One participant believed that these tools can be used to spread the word about the SDGs as well as human rights worldwide in order to empower people with the knowledge necessary to make change possible. She argued that “most of us are in an environment where we are constantly being reminded of these SGD's through our organization, our work or conversations we have, but for the rest of the world the first touch point they might have with the 17 Global Goals is through Social Media. People cannot fight for their rights, if they do not know about them. So let's tell everyone!”
Another participant stresses the importance of ICTs and their potential to help achieve the SDGs and make the world a better place: “Indeed in the area of ICTs (that would fall under SDG 9,) their incredible potential to facilitate the achievement of the other SDGs is undeniable and should have great importance placed on it. The ubiquitous access that ICTs allow means they as a whole can be considered as a modern utility service - like water, electricity etc. Achieve this SDG and we will then be able to leverage the incredible power of social media to change the world for the better.”

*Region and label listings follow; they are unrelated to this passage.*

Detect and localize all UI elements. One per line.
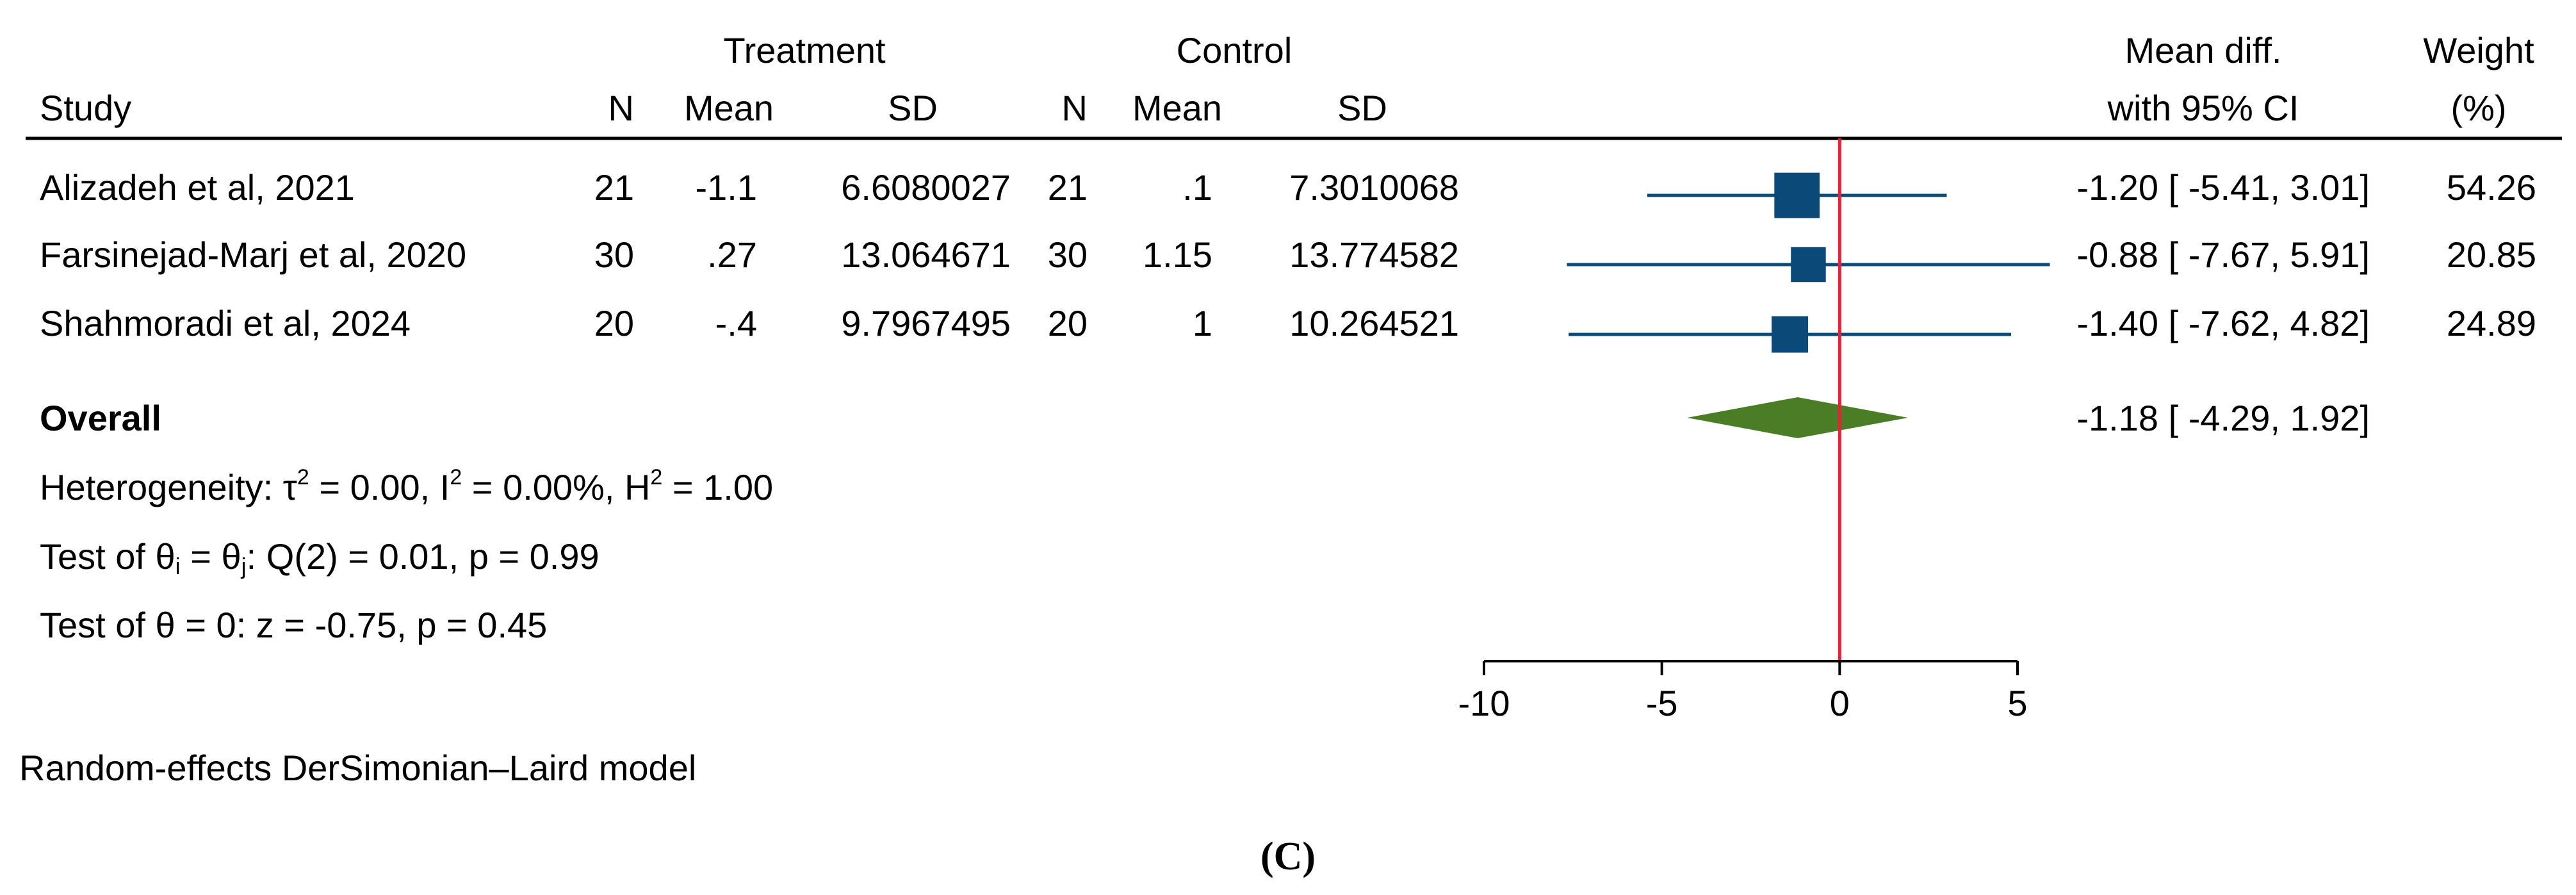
study-rows: Alizadeh et al, 2021 21 -1.1 6.6080027 21 .1 7…	[40, 167, 2536, 343]
overall-diamond	[1687, 397, 1908, 438]
test-zero-stats: Test of θ = 0: z = -0.75, p = 0.45	[40, 605, 547, 645]
study-weight-square	[1774, 172, 1820, 218]
study-weight: 20.85	[2447, 234, 2536, 275]
weight-header-line2: (%)	[2450, 88, 2506, 128]
treatment-sd: 9.7967495	[841, 303, 1011, 343]
study-column-header: Study	[40, 88, 131, 128]
study-weight: 24.89	[2447, 303, 2536, 343]
control-mean: .1	[1182, 167, 1212, 208]
test-equal-stats: Test of θi = θj: Q(2) = 0.01, p = 0.99	[40, 536, 599, 579]
control-mean: 1.15	[1143, 234, 1212, 275]
study-ci-text: -1.20 [ -5.41, 3.01]	[2076, 167, 2370, 208]
model-footnote: Random-effects DerSimonian–Laird model	[19, 748, 696, 788]
treatment-sd: 6.6080027	[841, 167, 1011, 208]
overall-ci-text: -1.18 [ -4.29, 1.92]	[2076, 398, 2370, 438]
x-tick-label: 0	[1830, 683, 1850, 723]
control-sd: 10.264521	[1289, 303, 1459, 343]
weight-header-line1: Weight	[2423, 30, 2534, 70]
x-tick-label: 5	[2007, 683, 2027, 723]
study-row: Farsinejad-Marj et al, 2020 30 .27 13.06467…	[40, 234, 2536, 275]
control-n: 30	[1048, 234, 1088, 275]
heterogeneity-stats: Heterogeneity: τ2 = 0.00, I2 = 0.00%, H2…	[40, 465, 773, 507]
treatment-n: 21	[594, 167, 634, 208]
treatment-group-header: Treatment	[723, 30, 886, 70]
forest-graphics: -10 -5 0 5	[1458, 138, 2050, 723]
control-group-header: Control	[1177, 30, 1292, 70]
study-name: Farsinejad-Marj et al, 2020	[40, 234, 466, 275]
control-mean: 1	[1193, 303, 1212, 343]
treatment-n-header: N	[608, 88, 634, 128]
x-tick-label: -5	[1646, 683, 1678, 723]
effect-header-line2: with 95% CI	[2107, 88, 2299, 128]
study-weight-square	[1772, 316, 1809, 353]
treatment-mean: .27	[707, 234, 757, 275]
overall-label: Overall	[40, 398, 161, 438]
control-sd-header: SD	[1337, 88, 1387, 128]
study-name: Shahmoradi et al, 2024	[40, 303, 411, 343]
treatment-sd: 13.064671	[841, 234, 1011, 275]
study-ci-text: -0.88 [ -7.67, 5.91]	[2076, 234, 2370, 275]
x-tick-label: -10	[1458, 683, 1510, 723]
study-weight: 54.26	[2447, 167, 2536, 208]
control-n: 20	[1048, 303, 1088, 343]
control-mean-header: Mean	[1132, 88, 1222, 128]
study-row: Alizadeh et al, 2021 21 -1.1 6.6080027 21 .1 7…	[40, 167, 2536, 208]
treatment-n: 30	[594, 234, 634, 275]
treatment-sd-header: SD	[888, 88, 938, 128]
study-weight-square	[1791, 247, 1826, 283]
treatment-mean: -1.1	[696, 167, 758, 208]
treatment-n: 20	[594, 303, 634, 343]
treatment-mean-header: Mean	[684, 88, 774, 128]
study-name: Alizadeh et al, 2021	[40, 167, 355, 208]
panel-label: (C)	[1260, 835, 1316, 878]
control-n: 21	[1048, 167, 1088, 208]
control-n-header: N	[1062, 88, 1088, 128]
control-sd: 7.3010068	[1289, 167, 1459, 208]
effect-header-line1: Mean diff.	[2125, 30, 2282, 70]
treatment-mean: -.4	[715, 303, 757, 343]
study-ci-text: -1.40 [ -7.62, 4.82]	[2076, 303, 2370, 343]
study-row: Shahmoradi et al, 2024 20 -.4 9.7967495 20 1 1…	[40, 303, 2536, 343]
control-sd: 13.774582	[1289, 234, 1459, 275]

Participants also raise the importance of having regulation on the use of ICTs and the Internet in order for it to be of public domain and allow world citizens to use these tools with freedom and be empowered to exercise their human rights, of course, within a safe environment. A participant explained that “without knowing what is out there people cannot make up their minds on what they want, what they value and want to achieve. Access to the Internet is key to this end, since it provides the greatest repository of information on Earth! It is because of this that governments limiting the use of Internet or social media violate major human rights.”
The course facilitator highlighted that “the emphasis is on getting people to leverage the power of social media in a variety of ways and forms and also encouraging the participation of governments to create a conducive atmosphere for the free use of social media with some regulations. The one-way dissemination and control of information is being broken down in favor of mass participation, which brings with it democratization and a sense of belonging and ownership. It engenders progress and commitment to development goals.”
The discussions that took place in the forums of the ICfD course while the SDGs were being adopted make it clear that social media and web 2.0 tools have a great potential to help achieve the new post-2015 development agenda. They are tools that should and must be used wisely for sustainable human development ends. That is why ICfD’s 9-weeks of training aim to empower development professional with the knowledge and hands-on know-how to achieve just that.